Why Arizona Digestive Health joined the GI Alliance

Dallas-based GI Alliance, led by President Jim Weber, MD, has aggressively expanded since first closing its deal with Waud Capital Partners, recently acquiring Phoenix-based Arizona Digestive Health.

ADH President Paul J. Berggreen, MD, elaborated on why his practice joined the private equity-backed GI Alliance in Dallas and why he became the Alliance's chief strategy officer.

Note: Responses were edited for style and content.

Question: What drew ADH to partner with the GI Alliance?

Dr. Paul Berggreen: We had been keeping a close eye on the national scene, seeing: consolidation among payers and hospital systems, increased regulation among the government, and hospital surgical care getting more specialized. We were looking at this and saying, "Well, we have market strength in Phoenix, but we're probably not taking advantage of the opportunities that are out there."

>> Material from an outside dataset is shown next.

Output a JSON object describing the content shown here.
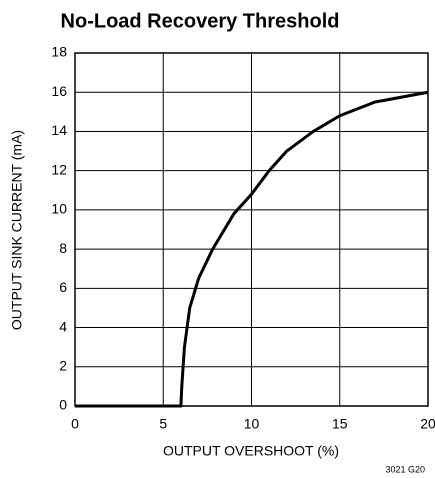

We'd been members of the national organization of Digestive Health Physicians Association for years. … I knew Jim Weber, MD, through that for a long time, and we talked about private equity. I was initially skeptical of the process, and then about two years ago I started to really look into it very carefully and attempted to understand more about it. I always thought there was a benefit to becoming bonded as a national group if certain precautions could be taken to make sure we didn't lose autonomy and didn't become part of this big corporate machine. I wanted to make sure we had the emphasis where it had to be, which was patients first and practices second. We were interested in a partner that could do that, and it took a lot of time and effort to assure that.

What Jim Weber put together with the GI Alliance was very compelling. I had him come up to Phoenix several times, and I've been out to Dallas several times. We really talked and got to know what it was he put together, and when we really got into it, it was like he checked all these boxes. He has physician autonomy, he has an emphasis on the patients. He wants the practices controlled at a local level so that everything stays the same. It functions like a normal practice but with some of the benefits of a national presence.

Q: What does the GI Alliance offer that other platforms didn't?

PB: There were three platforms when we started our process. There's the Atlanta platform, the Miami platform and GIA. There are now a couple more smaller platforms. We had looked at the structure of the others, but didn't get too far down the road with them.

What I was hearing was that people kept saying, 'autonomy, autonomy,' but when you started exploring the issue, we found people meant different things when they said autonomy. I explored the governance structure of GIA and looked at every level of decision-making and said, "Who has the control here?"

When it came down to it, GIA gave the vast majority of decision-making to practicing gastroenterologists and was the only platform that's led by a practicing gastroenterologist.

Q. What's the ultimate vision for the GI Alliance? With three partnerships established to date, are more in store?

PB: We have a lot of deep personal connections across the entire country. We're also looking at smaller practices in metro areas or smaller towns. We're interested in groups with four, six or eight physicians too. These people are good doctors in different markets who could benefit by being part of a larger organization. These smaller groups are very appealing to us because they're typically composed of hardworking GI docs that want to do progressive things with their practice. Sometimes when it's just four physicians and an office manager, it's hard to talk big picture accomplishments with them. They're busy seeing 25 to 30 patients a day. It's just not feasible, but when you have that backbone of the GIA, suddenly these things become doable.

Q: Speaking to the industry in general, do you expect more PE-backed deals moving forward? How much consolidation can the industry support?

PB: I looked at another specialty to help answer that, ophthalmology. In 2016, there were three ophthalmology platforms; in 2019, there are 16 of them. I think there will be more of that in GI, but I think GI is a little bit different. It started off with one platform in 2016, then in 2018 there were two other platforms. These were respected groups, but the way that Jim has put together the GI Alliance is so appealing, it went from 145 physicians initially — which was just Dr. Weber's practice, Southlake-based Texas Digestive Disease Consultants — and we're now at 277 physicians and that number is going to balloon in the next 12 months, and I do mean balloon. The reason? It's just appealing. It's just downright appealing.